How Bad Math Becomes Bad for Taxpayers
If Congress passes legislation authorizing oil and gas leasing in the Coastal Plain of the Arctic National Wildlife Refuge, resulting lease sales will not generate the needed revenue for federal taxpayers. This is another budget gimmick that is only going to drive up the federal debt. If Congress needs to find more revenue from energy development on federal lands or waters, there are a lot of options that would produce $1 billion, and do it more quickly than counting on new and speculative development.
 115th Congress. H.Con.Res.71 §2001(b) and §2002(b)

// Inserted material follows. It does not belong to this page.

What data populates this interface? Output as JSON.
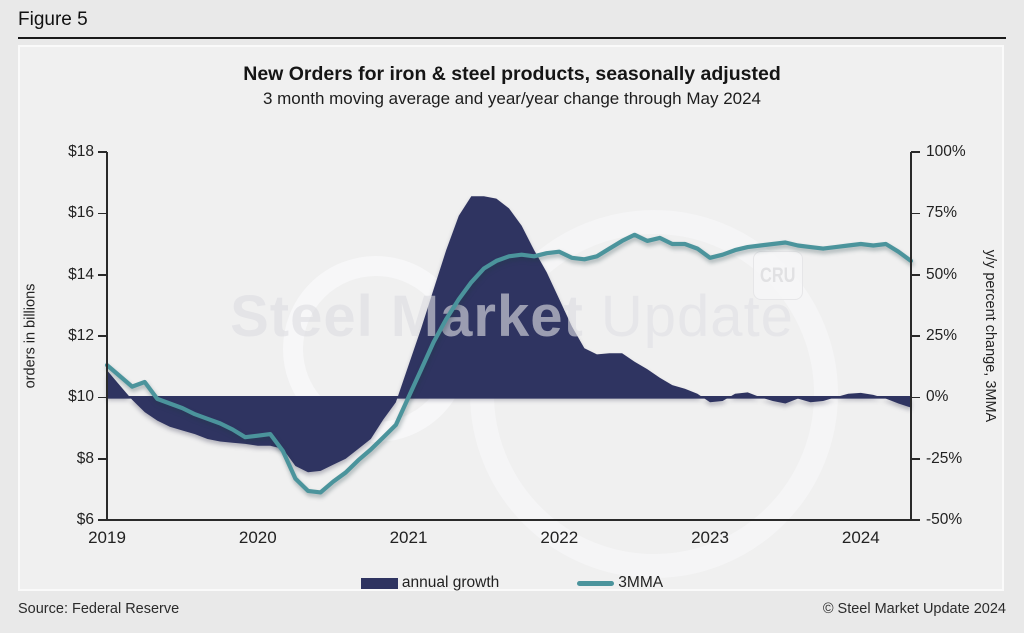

 Without this provision, 90 percent of revenues would be directed to the state, as is the case for other oil and gas production on federal land in Alaska. See CRS Report RL31115: “Legal Issues Related to Proposed Drilling for Oil and Gas in the Arctic National Wildlife Refuge (ANWR)” – https://www.everycrsreport.com/files/20050504_RL31115_89eee2f092203e6284eeabfcb9816f43897103ab.pdf
 109th Congress. H.Con.Res.95 §201(a)2(F) and §202(a)(4) – https://www.congress.gov/bill/109th-congress/house-concurrent-resolution/95
 The two proposals differed on how this would be achieved and the recommendations by the House Committee on Resources included additional provisions that, among other things, would have opened up leasing in some federal waters.
 The CBO projected that very little revenue would be generated from production royalties in the 10-year window, due to the long lead time necessary to begin production in the Arctic. That differs from its 2012 and 2017 estimates, where the CBO projected no royalty revenue at all would be generated in the 10-year window.